Ein weiterer Aspekt ist die Rollenverteilung zwischen Kunde und CDMO. In der offiziellen Mitteilung betont Intravacc, dass die Anerkennung Partner dabei unterstützt, den Projektumfang präzise zu definieren und die Abrechnung an die CIR-Dokumentationsanforderungen anzupassen. Das ist in der Praxis deshalb wichtig, weil förderfähige Leistungen in der Regel nicht pauschal „alles“ umfassen dürfen: Es braucht eine saubere Zuordnung zu Tätigkeiten, die als Forschung und Entwicklung gelten. Ivo Lemmens, Managing Director, wird entsprechend zitiert beziehungsweise inhaltlich eingeordnet, dass die Anerkennung das Ziel stützt, Entwicklungsrisiken zu senken und den Weg vom ersten Konzept bis zum klinischen Proof of Concept zu unterstützen – nicht zuletzt durch die Kombination aus Impfstoffentwicklung, Analyseverfahren und cGMP-Kompetenz.

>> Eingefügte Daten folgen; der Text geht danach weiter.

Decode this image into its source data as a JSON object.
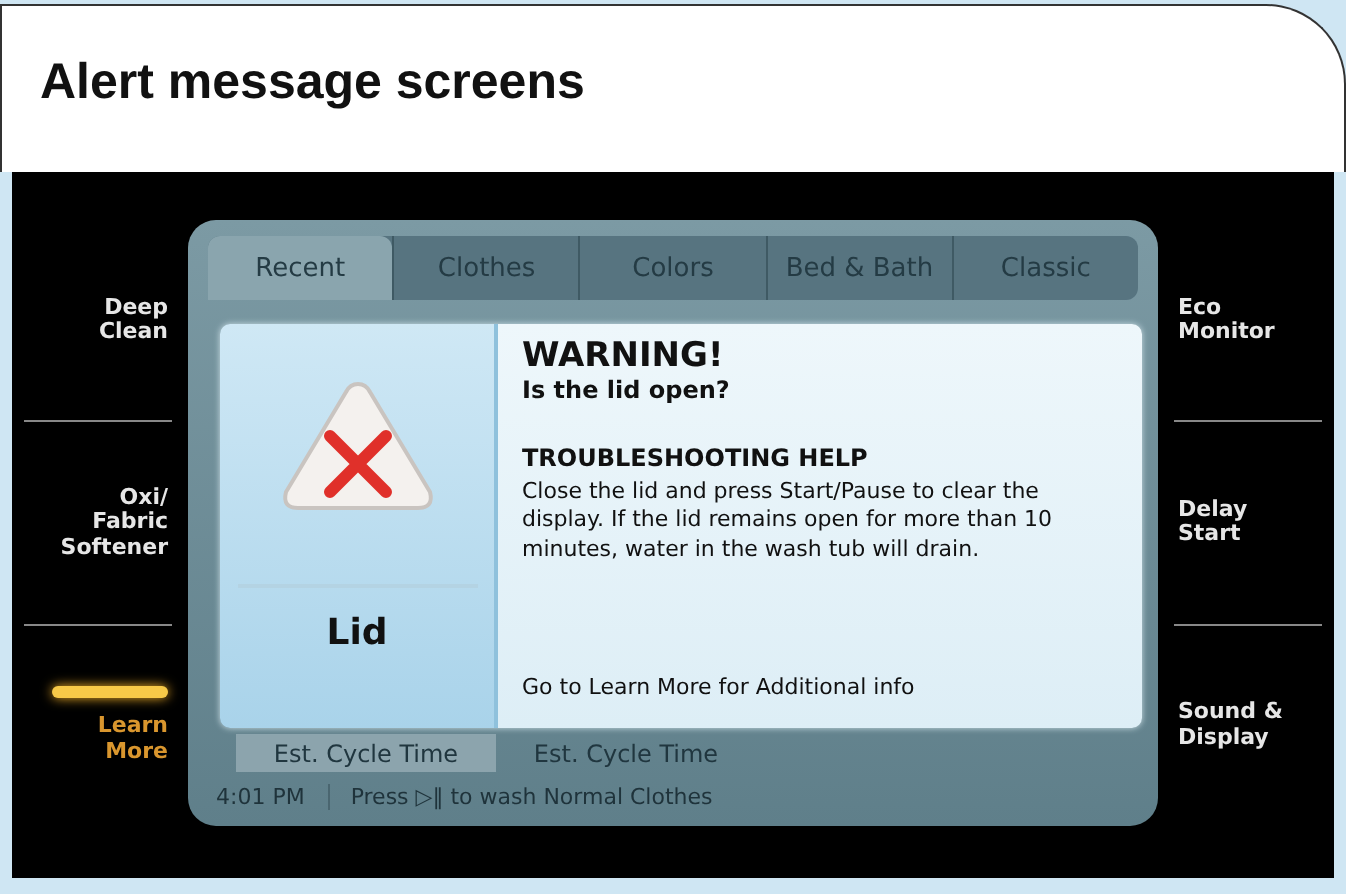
{
  "title": "Alert message screens",
  "left_menu": [
    {
      "label": "Deep Clean",
      "selected": false
    },
    {
      "label": "Oxi/ Fabric Softener",
      "selected": false
    },
    {
      "label": "Learn More",
      "selected": true
    }
  ],
  "right_menu": [
    {
      "label": "Eco Monitor",
      "selected": false
    },
    {
      "label": "Delay Start",
      "selected": false
    },
    {
      "label": "Sound & Display",
      "selected": false
    }
  ],
  "tabs": [
    {
      "label": "Recent",
      "selected": true
    },
    {
      "label": "Clothes",
      "selected": false
    },
    {
      "label": "Colors",
      "selected": false
    },
    {
      "label": "Bed & Bath",
      "selected": false
    },
    {
      "label": "Classic",
      "selected": false
    }
  ],
  "cycle_row": [
    {
      "label": "Est. Cycle Time",
      "selected": true
    },
    {
      "label": "Est. Cycle Time",
      "selected": false
    }
  ],
  "status_bar": {
    "time": "4:01 PM",
    "hint": "Press ▷‖ to wash Normal Clothes"
  },
  "alert": {
    "label": "Lid",
    "heading": "WARNING!",
    "question": "Is the lid open?",
    "help_title": "TROUBLESHOOTING HELP",
    "help_text": "Close the lid and press Start/Pause to clear the display. If the lid remains open for more than 10 minutes, water in the wash tub will drain.",
    "footer": "Go to Learn More for Additional info"
  }
}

Für Unternehmen eröffnen sich daraus konkrete Handlungsmöglichkeiten: Wer bereits in Frankreich aktiv ist oder dort Partnerprogramme fährt, kann seine F&E-Strategie stärker mit steuerlicher Planbarkeit verzahnen. Im Vergleich zu reinen „Labor-out“-Dienstleistern, bei denen analytische Validierung erst später hinzukommt, entsteht ein anderer Entwicklungsablauf: frühere Entscheidungen zu Assays und Prozessparametern beeinflussen nicht nur wissenschaftliche Ergebnisse, sondern auch die spätere Einreich- und Dokumentationsfähigkeit. Aus Markt-Sicht bedeutet das, dass CDMOs mit klaren End-to-End-Workflows gegenüber fragmentierten Kompetenzketten im Vorteil sein können, gerade wenn finanzielle Förderlogik parallel zur technischen Entwicklung laufen muss.

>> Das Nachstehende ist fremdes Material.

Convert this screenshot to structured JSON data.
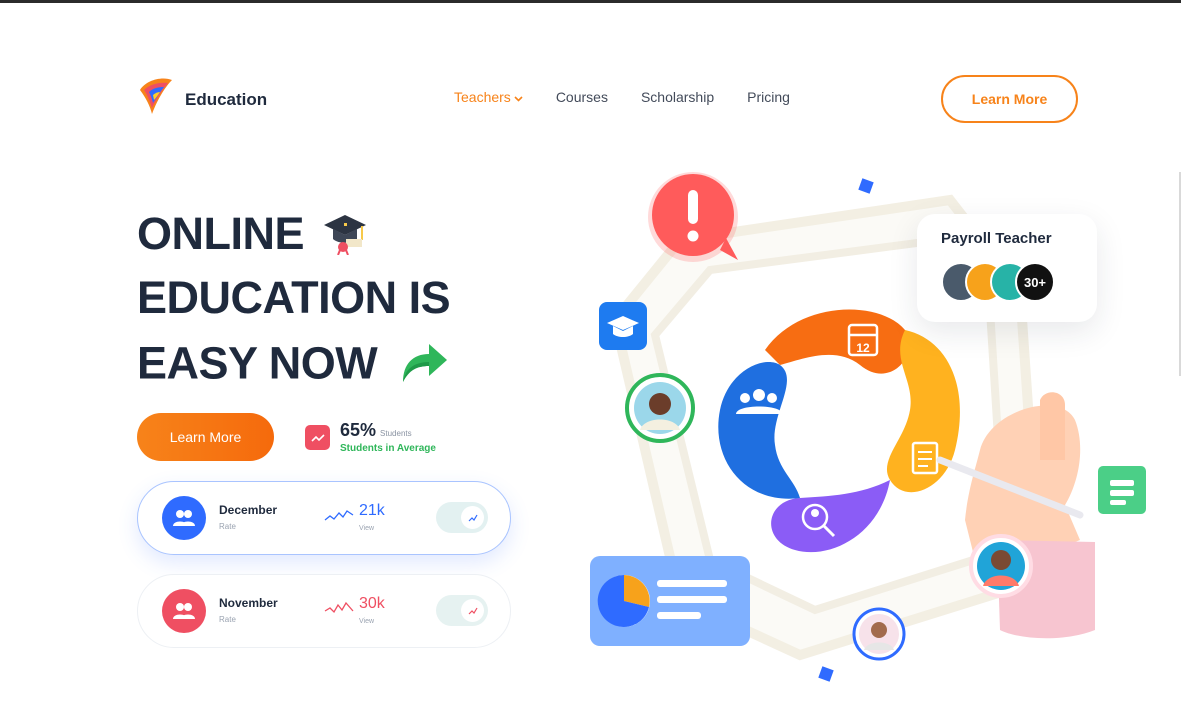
{
  "brand": {
    "name": "Education"
  },
  "nav": {
    "items": [
      "Teachers",
      "Courses",
      "Scholarship",
      "Pricing"
    ]
  },
  "header": {
    "cta_label": "Learn More"
  },
  "hero": {
    "lines": [
      "ONLINE",
      "EDUCATION IS",
      "EASY NOW"
    ],
    "cta_label": "Learn More",
    "stat": {
      "percent": "65%",
      "small": "Students",
      "sub": "Students in Average"
    }
  },
  "cards": [
    {
      "title": "December",
      "subtitle": "Rate",
      "value": "21k",
      "value_label": "View",
      "accent": "#2f6bff"
    },
    {
      "title": "November",
      "subtitle": "Rate",
      "value": "30k",
      "value_label": "View",
      "accent": "#ef4f62"
    }
  ],
  "payroll": {
    "title": "Payroll Teacher",
    "more_count": "30+"
  },
  "calendar": {
    "day": "12"
  },
  "colors": {
    "orange": "#f7831a",
    "navy": "#1f2a3d",
    "green": "#2fb65a",
    "blue": "#2f6bff",
    "red": "#ef4f62"
  }
}
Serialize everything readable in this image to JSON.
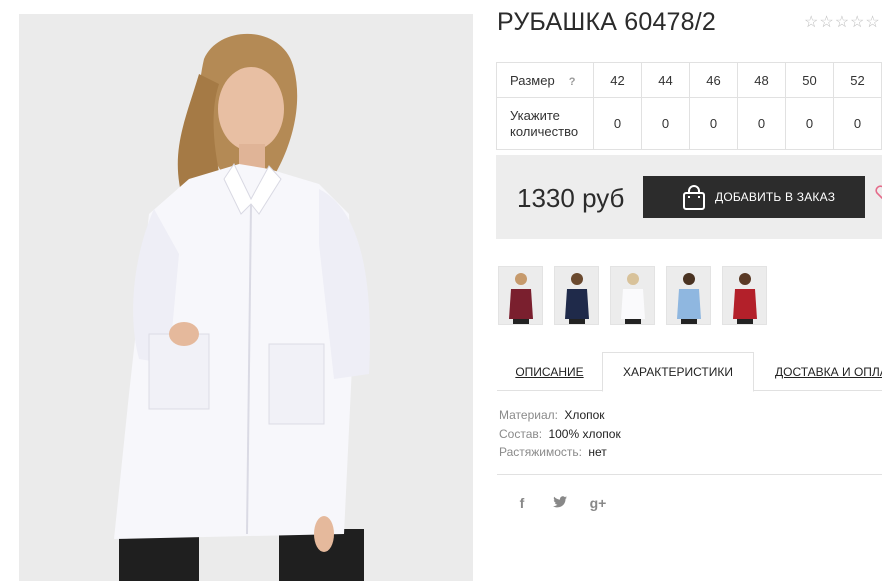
{
  "product": {
    "title": "РУБАШКА 60478/2",
    "rating_stars": 5
  },
  "size_table": {
    "size_label": "Размер",
    "help_label": "?",
    "sizes": [
      "42",
      "44",
      "46",
      "48",
      "50",
      "52"
    ],
    "quantity_label": "Укажите количество",
    "quantities": [
      "0",
      "0",
      "0",
      "0",
      "0",
      "0"
    ]
  },
  "purchase": {
    "price": "1330 руб",
    "add_button_label": "ДОБАВИТЬ В ЗАКАЗ"
  },
  "thumbnails": [
    {
      "color": "#7a1f2e",
      "name": "burgundy"
    },
    {
      "color": "#1f2a4a",
      "name": "navy"
    },
    {
      "color": "#f4f4f6",
      "name": "white"
    },
    {
      "color": "#8fb7e0",
      "name": "light-blue"
    },
    {
      "color": "#b3202a",
      "name": "red"
    }
  ],
  "tabs": {
    "description": "ОПИСАНИЕ",
    "characteristics": "ХАРАКТЕРИСТИКИ",
    "delivery": "ДОСТАВКА И ОПЛАТА"
  },
  "specs": [
    {
      "key": "Материал:",
      "value": "Хлопок"
    },
    {
      "key": "Состав:",
      "value": "100% хлопок"
    },
    {
      "key": "Растяжимость:",
      "value": "нет"
    }
  ],
  "social": {
    "facebook": "f",
    "twitter": "🐦",
    "googleplus": "g+"
  },
  "colors": {
    "button_bg": "#2c2c2c",
    "price_box_bg": "#ededed",
    "border": "#e1e1e1"
  }
}
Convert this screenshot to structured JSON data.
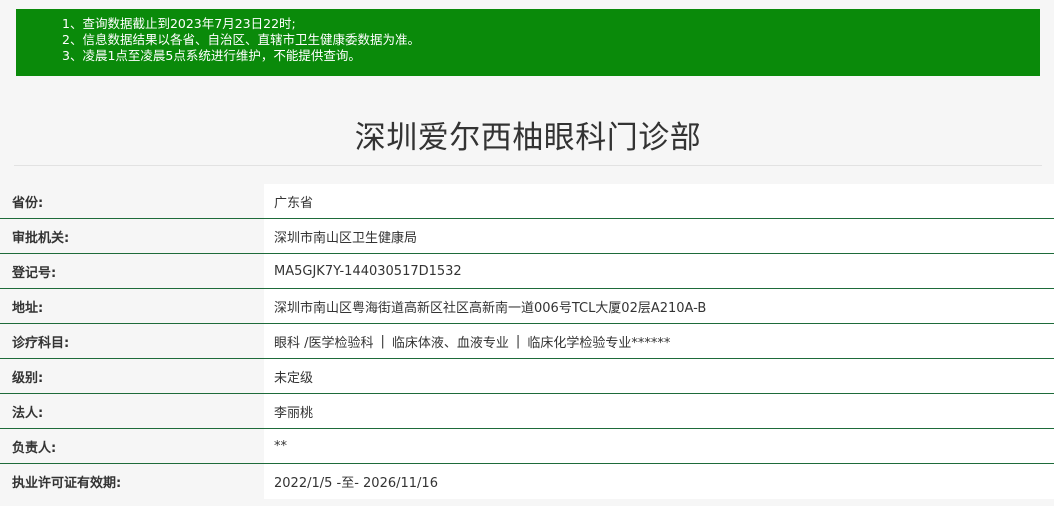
{
  "notice": {
    "lines": [
      "1、查询数据截止到2023年7月23日22时;",
      "2、信息数据结果以各省、自治区、直辖市卫生健康委数据为准。",
      "3、凌晨1点至凌晨5点系统进行维护，不能提供查询。"
    ]
  },
  "title": "深圳爱尔西柚眼科门诊部",
  "rows": [
    {
      "label": "省份:",
      "value": "广东省"
    },
    {
      "label": "审批机关:",
      "value": "深圳市南山区卫生健康局"
    },
    {
      "label": "登记号:",
      "value": "MA5GJK7Y-144030517D1532"
    },
    {
      "label": "地址:",
      "value": "深圳市南山区粤海街道高新区社区高新南一道006号TCL大厦02层A210A-B"
    },
    {
      "label": "诊疗科目:",
      "value_parts": [
        "眼科 /医学检验科",
        "临床体液、血液专业",
        "临床化学检验专业******"
      ],
      "separator": "|"
    },
    {
      "label": "级别:",
      "value": "未定级"
    },
    {
      "label": "法人:",
      "value": "李丽桃"
    },
    {
      "label": "负责人:",
      "value": "**"
    },
    {
      "label": "执业许可证有效期:",
      "value": "2022/1/5 -至- 2026/11/16"
    }
  ]
}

Mit Blick in die Zukunft ist zu erwarten, dass mehr CDMOs versuchen werden, ähnliche Anerkennungen oder Rahmenbedingungen für steuerliche Förderinstrumente aufzubauen. Für Entwicklerteams dürfte dabei die Standardisierung der Leistungsbeschreibung zunehmen: Workpackages, Nachweisartefakte und Validierungspläne werden stärker als „Liefergegenstand“ verstanden. Gleichzeitig wird der Wettbewerb um Spezialkapazitäten weitergehen, etwa dort, wo Impfstoffdesign, Assay-Validierung und Formulierung eng ineinandergreifen müssen. Wenn Intravacc die Anerkennung über 2025–2027 nutzt, könnte das die Pipeline-Zusammenarbeit mit französischen Biotech- und Pharmaunternehmen festigen und den Anteil ausgelagerter Entwicklungsschritte erhöhen – mit dem Effekt, dass Projekte schneller in die klinische Phase überführt werden, sofern Qualität und Dokumentation durchgängig stimmen.